Some misunderstanding?

This paper is really cool, but its goal seems to be different from what a few people have understood. I've not completed reading it, but I think I can give a tutorial on its general goal. I apologize for the length, but I've tried to make this explanation widely accessible.
A shorter explanation from its author is available here: https://lists.chalmers.se/pipermail/agda/2010/002506.html

Basically, this is about making some type theory expressive enough to use extensional equality, without making its use intractable.

What does extensional equality mean? Take two functions that produce the same output given the same input, whatever the input is. Using the principle of extensional equality for functions, we can conclude that those two functions are equal.

This concept of extensional equality is well-known from a lot of research, but not only it's not possible to decide it, but as far as I understand we can't even give a complete axiomatization of the concept, and this paper doesn't seem to change that. Hence I don't think this paper by itself enables more powerful optimizations.
However, many rules for proving programs extensionally equal are known. I like the presentation in Robert Harper's Practical Foundations for Programming Languages, chapters 47 and 48 (note: I started reading the book from those chapters, without too much preparation).

Now, what the paper instead does is to allow using such an equivalence doing theorem proving with theorems provers like Agda, based on dependent types and based on Intensional Type Theory (ITT), which have some advantages. The paper builds a different type theory that retains the advantages of ITT but where the builtin equality can be made extensional.

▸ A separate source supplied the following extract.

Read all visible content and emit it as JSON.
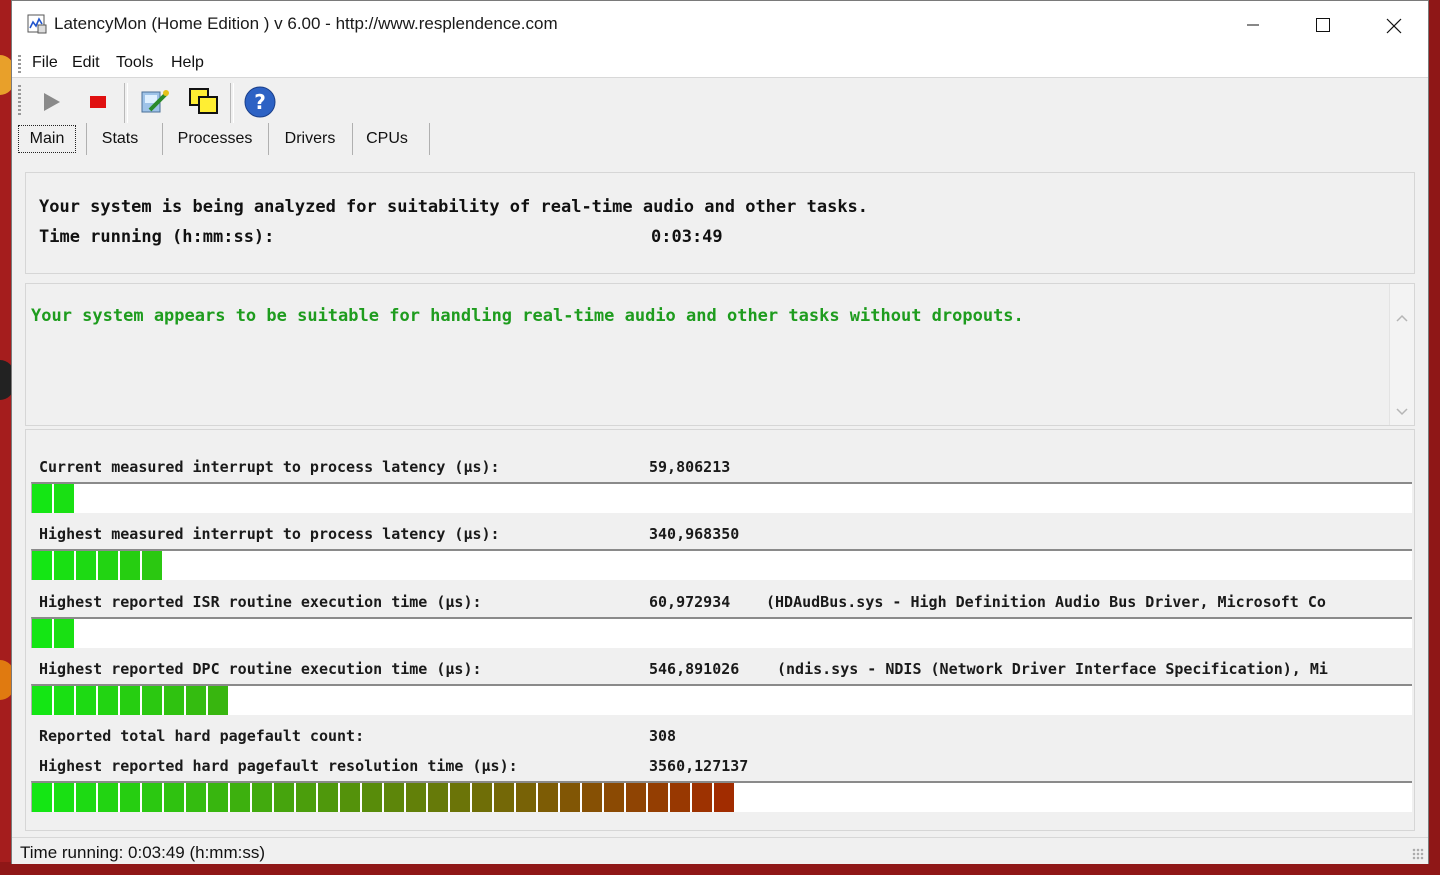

In dependent typing, types can depend on values. This complicates typechecking, which needs to verify that the type of a term is compatible with the its expected type. This means checking that values are equal. For example, if Vector n is the type of lists of length n, we would like Vector (2 + 2) to be equivalent to Vector 4. So the typechecker must run 2 + 2 and verify the output is equal to 4. This seems easy, but + is a library function; in other examples, the typechecker might need to run arbitrary programs instead of 2 + 2.

In an ITT, the equality used is fairly limited: to verify that two values are the same, the typechecker will only normalize them, but will not use proofs that the terms are equal. Alternatively, one can use a suitable proof that the two terms are equal (via Leibniz equality). However, to write this proof, one cannot use extensional equality, because it's not a theorem.

We can then try to add extensional equality as an axiom. The problem, however, is that in a proof assistent based on dependent typing, one also relies on the proposition-as-types principle (also known as Curry-Howard isomorphism). In this context, proofs of theorems are programs, which produce proofs of their thesis from proofs of their hypotheses. Axioms are also such programs, except that they don't have an implementation, hence they cannot be run. Canonicity says simply that a term in normal form (the result of running a program) is a value.
However, axioms don't have an implementation so they cannot be run. A program using an axiom would therefore stop executing when it tries to invoke the axiom: the resulting term would be a normal form without being a value, and this violates canonicity.

What the paper does, then, is simply set up its theory carefully enough that one can add the axiom of extensionality but never even tries to run a proof which might involve it. Thanks to the setup, the paper achieves proof irrelevance, so that two proofs of the same type (proving the same theorem) are indistinguishable. Therefore, trying to compute a proof is pointless, and proofs can be erased at runtime. Since all uses of the problematic extensionality axiom appear in such proofs, these uses will all be erased, and the program will never try to run the extensionality axiom.